Até lá, a Ureosasco irá receber o entulho recolhido pela prefeitura - uma média de 1.1.00 caminhões por mês, com 5 toneladas cada um. A capacidade inicial da usina é de 25 toneladas/hora. A Fundação Banco do Brasil realizou investimentos sociais de R$ 582 mil na obra, utilizados na construção, criação da infraestrutura (portaria, sala de administração com computadores e impressora, cozinha, vestiário, banheiros, veículos, cercamento da área e sistemas de iluminação e irrigação) e na aquisição dos equipamentos da unidade. A Prefeitura cedeu o terreno e parte da infraestrutura e a BBSeguros vai financiar a operação nos primeiros meses.
Contrapartida
A Ureosasco tem por finalidade transformar em produtos reciclados (Veja ao lado), de bom valor comercial, os restos de argamas-. sa, tijolos, telhas, materiais cerâmicos, concreto ou terra provenientes de escavações. "Hoje, o preço desses reciclados oscila entre R$ 17 e R$ 25 a tonelada", afirma o auditor ambiental Carlos Roberto Matos Leal, presidente do Inac.
Segundo Leal, metade da capacidade de captação e reciclagem de entulho da usina vai atender exclusivamente à prefeitura. O restante será recebido, reciclado e comercializado, no mercado. A receita da venda para terceiros financiará a operação da usina. A Ureosasco criou 12 empregos diretos. Cada trabalhador terá direito a vale-transporte, cesta básica e um salário médio de R$ 563. L.P.

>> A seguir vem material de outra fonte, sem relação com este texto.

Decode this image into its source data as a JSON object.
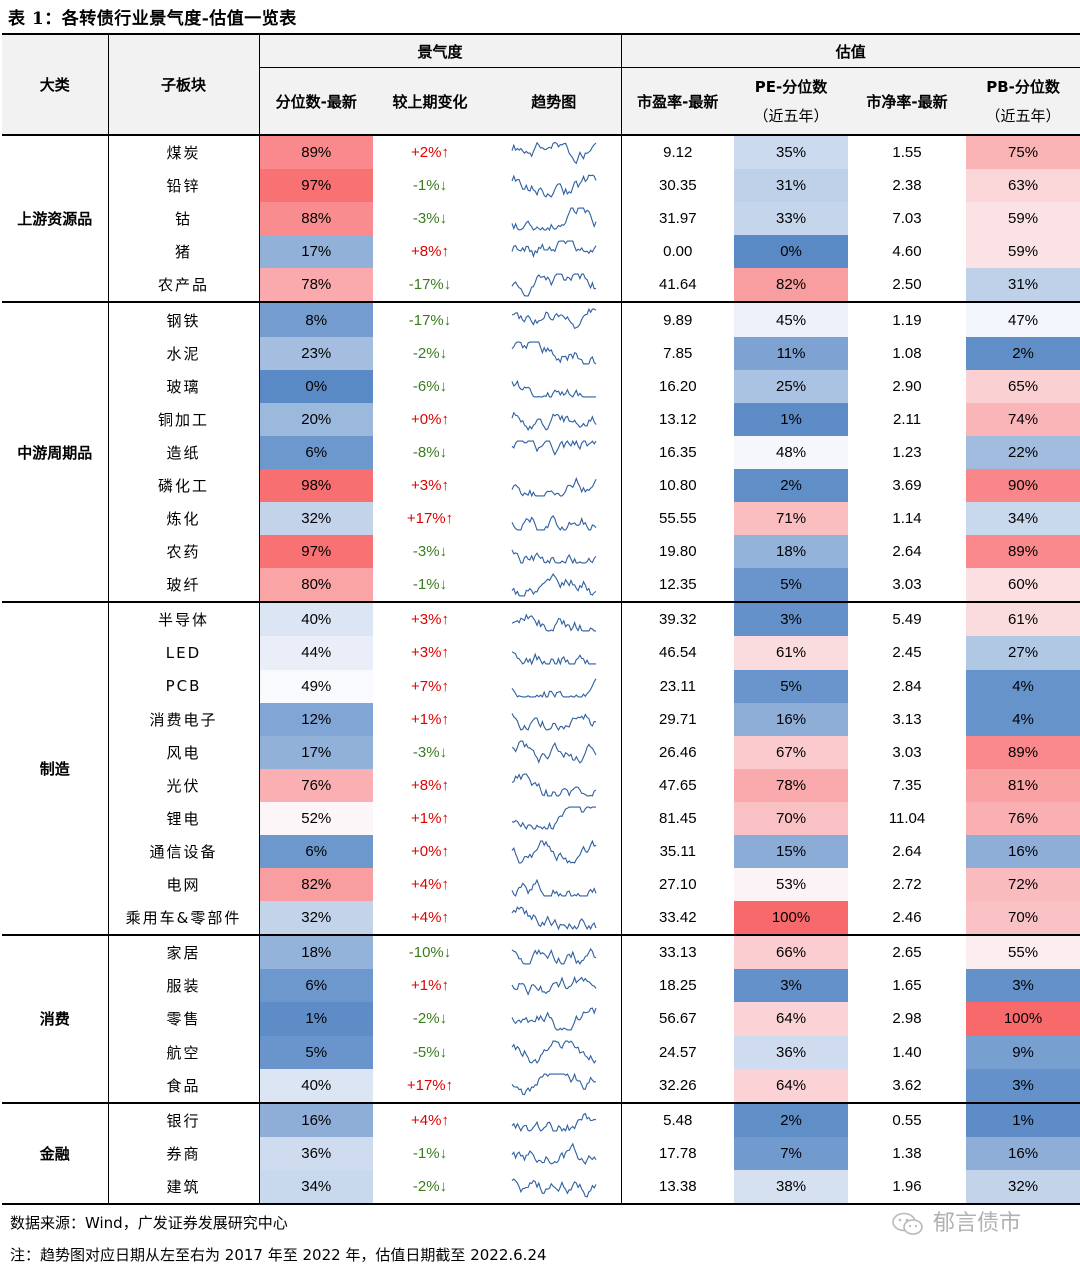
{
  "title": "表 1：各转债行业景气度-估值一览表",
  "headers": {
    "cat": "大类",
    "sub": "子板块",
    "prosperity": "景气度",
    "valuation": "估值",
    "pct_latest": "分位数-最新",
    "change": "较上期变化",
    "trend": "趋势图",
    "pe": "市盈率-最新",
    "pe_pct_line1": "PE-分位数",
    "pe_pct_line2": "（近五年）",
    "pb": "市净率-最新",
    "pb_pct_line1": "PB-分位数",
    "pb_pct_line2": "（近五年）"
  },
  "groups": [
    {
      "name": "上游资源品",
      "rows": [
        {
          "sub": "煤炭",
          "pct": "89%",
          "chg": "+2%↑",
          "pe": "9.12",
          "pe_pct": "35%",
          "pb": "1.55",
          "pb_pct": "75%"
        },
        {
          "sub": "铅锌",
          "pct": "97%",
          "chg": "-1%↓",
          "pe": "30.35",
          "pe_pct": "31%",
          "pb": "2.38",
          "pb_pct": "63%"
        },
        {
          "sub": "钴",
          "pct": "88%",
          "chg": "-3%↓",
          "pe": "31.97",
          "pe_pct": "33%",
          "pb": "7.03",
          "pb_pct": "59%"
        },
        {
          "sub": "猪",
          "pct": "17%",
          "chg": "+8%↑",
          "pe": "0.00",
          "pe_pct": "0%",
          "pb": "4.60",
          "pb_pct": "59%"
        },
        {
          "sub": "农产品",
          "pct": "78%",
          "chg": "-17%↓",
          "pe": "41.64",
          "pe_pct": "82%",
          "pb": "2.50",
          "pb_pct": "31%"
        }
      ]
    },
    {
      "name": "中游周期品",
      "rows": [
        {
          "sub": "钢铁",
          "pct": "8%",
          "chg": "-17%↓",
          "pe": "9.89",
          "pe_pct": "45%",
          "pb": "1.19",
          "pb_pct": "47%"
        },
        {
          "sub": "水泥",
          "pct": "23%",
          "chg": "-2%↓",
          "pe": "7.85",
          "pe_pct": "11%",
          "pb": "1.08",
          "pb_pct": "2%"
        },
        {
          "sub": "玻璃",
          "pct": "0%",
          "chg": "-6%↓",
          "pe": "16.20",
          "pe_pct": "25%",
          "pb": "2.90",
          "pb_pct": "65%"
        },
        {
          "sub": "铜加工",
          "pct": "20%",
          "chg": "+0%↑",
          "pe": "13.12",
          "pe_pct": "1%",
          "pb": "2.11",
          "pb_pct": "74%"
        },
        {
          "sub": "造纸",
          "pct": "6%",
          "chg": "-8%↓",
          "pe": "16.35",
          "pe_pct": "48%",
          "pb": "1.23",
          "pb_pct": "22%"
        },
        {
          "sub": "磷化工",
          "pct": "98%",
          "chg": "+3%↑",
          "pe": "10.80",
          "pe_pct": "2%",
          "pb": "3.69",
          "pb_pct": "90%"
        },
        {
          "sub": "炼化",
          "pct": "32%",
          "chg": "+17%↑",
          "pe": "55.55",
          "pe_pct": "71%",
          "pb": "1.14",
          "pb_pct": "34%"
        },
        {
          "sub": "农药",
          "pct": "97%",
          "chg": "-3%↓",
          "pe": "19.80",
          "pe_pct": "18%",
          "pb": "2.64",
          "pb_pct": "89%"
        },
        {
          "sub": "玻纤",
          "pct": "80%",
          "chg": "-1%↓",
          "pe": "12.35",
          "pe_pct": "5%",
          "pb": "3.03",
          "pb_pct": "60%"
        }
      ]
    },
    {
      "name": "制造",
      "rows": [
        {
          "sub": "半导体",
          "pct": "40%",
          "chg": "+3%↑",
          "pe": "39.32",
          "pe_pct": "3%",
          "pb": "5.49",
          "pb_pct": "61%"
        },
        {
          "sub": "LED",
          "pct": "44%",
          "chg": "+3%↑",
          "pe": "46.54",
          "pe_pct": "61%",
          "pb": "2.45",
          "pb_pct": "27%"
        },
        {
          "sub": "PCB",
          "pct": "49%",
          "chg": "+7%↑",
          "pe": "23.11",
          "pe_pct": "5%",
          "pb": "2.84",
          "pb_pct": "4%"
        },
        {
          "sub": "消费电子",
          "pct": "12%",
          "chg": "+1%↑",
          "pe": "29.71",
          "pe_pct": "16%",
          "pb": "3.13",
          "pb_pct": "4%"
        },
        {
          "sub": "风电",
          "pct": "17%",
          "chg": "-3%↓",
          "pe": "26.46",
          "pe_pct": "67%",
          "pb": "3.03",
          "pb_pct": "89%"
        },
        {
          "sub": "光伏",
          "pct": "76%",
          "chg": "+8%↑",
          "pe": "47.65",
          "pe_pct": "78%",
          "pb": "7.35",
          "pb_pct": "81%"
        },
        {
          "sub": "锂电",
          "pct": "52%",
          "chg": "+1%↑",
          "pe": "81.45",
          "pe_pct": "70%",
          "pb": "11.04",
          "pb_pct": "76%"
        },
        {
          "sub": "通信设备",
          "pct": "6%",
          "chg": "+0%↑",
          "pe": "35.11",
          "pe_pct": "15%",
          "pb": "2.64",
          "pb_pct": "16%"
        },
        {
          "sub": "电网",
          "pct": "82%",
          "chg": "+4%↑",
          "pe": "27.10",
          "pe_pct": "53%",
          "pb": "2.72",
          "pb_pct": "72%"
        },
        {
          "sub": "乘用车&零部件",
          "pct": "32%",
          "chg": "+4%↑",
          "pe": "33.42",
          "pe_pct": "100%",
          "pb": "2.46",
          "pb_pct": "70%"
        }
      ]
    },
    {
      "name": "消费",
      "rows": [
        {
          "sub": "家居",
          "pct": "18%",
          "chg": "-10%↓",
          "pe": "33.13",
          "pe_pct": "66%",
          "pb": "2.65",
          "pb_pct": "55%"
        },
        {
          "sub": "服装",
          "pct": "6%",
          "chg": "+1%↑",
          "pe": "18.25",
          "pe_pct": "3%",
          "pb": "1.65",
          "pb_pct": "3%"
        },
        {
          "sub": "零售",
          "pct": "1%",
          "chg": "-2%↓",
          "pe": "56.67",
          "pe_pct": "64%",
          "pb": "2.98",
          "pb_pct": "100%"
        },
        {
          "sub": "航空",
          "pct": "5%",
          "chg": "-5%↓",
          "pe": "24.57",
          "pe_pct": "36%",
          "pb": "1.40",
          "pb_pct": "9%"
        },
        {
          "sub": "食品",
          "pct": "40%",
          "chg": "+17%↑",
          "pe": "32.26",
          "pe_pct": "64%",
          "pb": "3.62",
          "pb_pct": "3%"
        }
      ]
    },
    {
      "name": "金融",
      "rows": [
        {
          "sub": "银行",
          "pct": "16%",
          "chg": "+4%↑",
          "pe": "5.48",
          "pe_pct": "2%",
          "pb": "0.55",
          "pb_pct": "1%"
        },
        {
          "sub": "券商",
          "pct": "36%",
          "chg": "-1%↓",
          "pe": "17.78",
          "pe_pct": "7%",
          "pb": "1.38",
          "pb_pct": "16%"
        },
        {
          "sub": "建筑",
          "pct": "34%",
          "chg": "-2%↓",
          "pe": "13.38",
          "pe_pct": "38%",
          "pb": "1.96",
          "pb_pct": "32%"
        }
      ]
    }
  ],
  "source": "数据来源：Wind，广发证券发展研究中心",
  "note": "注：趋势图对应日期从左至右为 2017 年至 2022 年，估值日期截至 2022.6.24",
  "watermark": "郁言债市",
  "colors": {
    "red": "#f8696b",
    "white": "#fcfcff",
    "blue": "#5a8ac6",
    "up": "#e00000",
    "down": "#3a7d1e",
    "spark": "#2e5fa0"
  }
}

Indefinição persiste na capital

A Grande São Paulo tem apenas mais uma usina de reciclagem de entulho, além da inaugurada em Osasco. A Urbem Tecnologia Ambiental trabalha desde 2004 em S. Bernardo do Campo, transformando 400 toneladas/dia de entulho em areia, brita, rachão e bica corrida. Apesar de a cidade de São Paulo ser pioneira na adoção de um plano de manejo de resíduos, enfrenta problemas com recolhimento e disposição ilegais. Há cinco Áreas de Transbordo e Triagem (ATT) funcionando na cidade, que cobram da população R$ 90, em média, por caçamba recebida. Nenhuma recicla entulho.
Apenas uma delas, a ATT Morelix, na Zona Sul, faz triagem, separando areia e pedra, vendidas para composição de elementos não estruturais.

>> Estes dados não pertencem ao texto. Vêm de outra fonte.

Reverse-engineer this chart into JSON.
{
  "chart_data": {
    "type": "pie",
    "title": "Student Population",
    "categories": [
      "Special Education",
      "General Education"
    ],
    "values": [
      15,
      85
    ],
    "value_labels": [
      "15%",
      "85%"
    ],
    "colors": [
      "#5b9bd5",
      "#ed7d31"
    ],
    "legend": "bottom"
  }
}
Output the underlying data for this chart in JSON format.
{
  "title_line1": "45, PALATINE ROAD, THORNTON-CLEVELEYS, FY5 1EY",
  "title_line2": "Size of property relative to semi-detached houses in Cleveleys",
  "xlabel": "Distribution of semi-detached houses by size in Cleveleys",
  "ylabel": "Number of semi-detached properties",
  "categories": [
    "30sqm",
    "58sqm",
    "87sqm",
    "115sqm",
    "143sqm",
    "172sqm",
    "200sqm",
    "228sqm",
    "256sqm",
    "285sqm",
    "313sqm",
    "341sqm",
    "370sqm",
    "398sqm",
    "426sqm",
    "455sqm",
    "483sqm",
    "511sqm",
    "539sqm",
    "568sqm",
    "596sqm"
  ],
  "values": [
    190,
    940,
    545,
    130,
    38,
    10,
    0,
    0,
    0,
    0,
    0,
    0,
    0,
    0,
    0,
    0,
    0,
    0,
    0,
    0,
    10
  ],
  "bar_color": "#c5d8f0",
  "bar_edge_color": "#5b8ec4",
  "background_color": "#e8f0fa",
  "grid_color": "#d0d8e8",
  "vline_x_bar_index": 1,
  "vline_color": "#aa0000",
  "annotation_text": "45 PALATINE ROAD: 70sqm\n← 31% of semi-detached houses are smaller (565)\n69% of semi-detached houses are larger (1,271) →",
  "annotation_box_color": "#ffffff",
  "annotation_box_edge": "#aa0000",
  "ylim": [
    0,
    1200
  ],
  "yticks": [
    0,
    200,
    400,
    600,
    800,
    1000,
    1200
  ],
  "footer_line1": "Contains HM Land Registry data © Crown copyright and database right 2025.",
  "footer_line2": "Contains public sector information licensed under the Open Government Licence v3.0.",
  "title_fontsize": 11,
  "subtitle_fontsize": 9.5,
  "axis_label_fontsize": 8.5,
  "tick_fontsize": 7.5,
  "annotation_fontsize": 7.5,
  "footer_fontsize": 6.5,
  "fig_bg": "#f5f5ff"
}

Além disso, a prefeitura contrata quatro aterros de entulho, que tem duas funções: receber o material de 36 Ecopontos - que recebem até 1 metro cúbico por pessoa, sem custo nenhum - e das empresas cadastradas na Limpurb. Das empresas, a prefeitura cobra uma taxa de R$ 5,91/tonelada.
A Prefeitura tenta, há três anos, contratar outros cinco aterros, que teriam máquinas de reciclagem, em licitações que até agora não deram resultado. Na primeira, não houve interessado. "Não dará lucro", diz o engenheiro responsável pela Morelix, Antonio Moreira. Foi aberta nova licitação, excluindo a reciclagem e com apenas três aterros, que substituirão os quatro em operação, que trabalham com contratos de emergência. Ela, porém, está suspensa pelo Tribunal de Contas do Município.
O pesquisador e professor da Poli/USP, Wanderley John, diz que a intervenção da Prefeitura afasta grandes investidores. L.P.